Whitburn shrugs. An editor knows that controversy is good for ratings. With around 4.6 million listeners tuning in at least once a week, The Archers is second only to the Today programme in the Radio 4 popularity stakes. The figures come out quarterly, so it's too early to say whether the Ruth-David-and-Sam saga will inspire a marked increase. But Whitburn is encouraged by the sharp upward swing in the numbers listening again on the internet, and by hits on the Archers website. "Every week we give listeners a vote on a storyline issue," she says. "Usually around 3,000 respond. But when we asked whether Ruth should go with Sam, there were over 11,000 responses and 52 per cent of them said she should."

The editor remains convinced that, because of the way the plot has been allowed to evolve over a lengthy period, Ruth's contemplation of an affair that would destroy a hitherto rock-solid marriage, devastate her children and put her livelihood at risk is perfectly conceivable.

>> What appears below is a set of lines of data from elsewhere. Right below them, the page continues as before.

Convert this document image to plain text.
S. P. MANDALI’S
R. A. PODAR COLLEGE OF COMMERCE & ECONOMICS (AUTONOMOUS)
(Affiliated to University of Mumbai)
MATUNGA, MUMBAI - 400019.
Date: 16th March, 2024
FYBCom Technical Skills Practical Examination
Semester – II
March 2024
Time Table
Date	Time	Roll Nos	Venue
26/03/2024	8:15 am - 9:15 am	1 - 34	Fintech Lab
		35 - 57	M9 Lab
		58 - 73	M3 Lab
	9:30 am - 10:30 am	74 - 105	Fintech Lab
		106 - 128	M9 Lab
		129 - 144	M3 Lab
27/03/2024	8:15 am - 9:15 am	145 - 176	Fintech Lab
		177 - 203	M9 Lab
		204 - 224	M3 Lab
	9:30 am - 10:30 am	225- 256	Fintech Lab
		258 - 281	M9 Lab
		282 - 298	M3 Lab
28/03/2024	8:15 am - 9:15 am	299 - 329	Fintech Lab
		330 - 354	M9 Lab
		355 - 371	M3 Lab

"These big stories are talked about and argued over a lot at script meetings," she says. "There are 10 writers around that table and not one has claimed she's acting out of character. The idea that she just dumps David and rushes off in lust is not on. We're looking at a woman who's considerably torn. Yes, David loves her but he has taken her for granted for a long time. She's a woman, what's more, with a poor body image who has been tempted by the attentions of a younger man."

Why does she have a poor body image? Partly because, some years ago, Ruth underwent a mastectomy - something that Sam may or may not discover in the near future - and partly because of the re-emergence of David's glamorous former girlfriend to make her feel dowdy. Sophie has been played with vampish huskiness by Moir Leslie, who once had the very different role of Ambridge's rather earnest vicar. "As soon as Sophie made a pass at David, he reacted like the honourable man he is," Whitburn muses, "and put his wife and family first."

But is Ruth convinced of that? Not after Friday's episode, when she picked up David's mobile and heard that husky voice again. "We've had a mixture of comments on the website, some positive, some not," Whitburn goes on. "One woman said she found the story very truthful because she'd been in Ruth's position. Another said she was finding it agonising and then went on to plead with us to keep it going."

They will. Encounters in The Archers are rarely brief.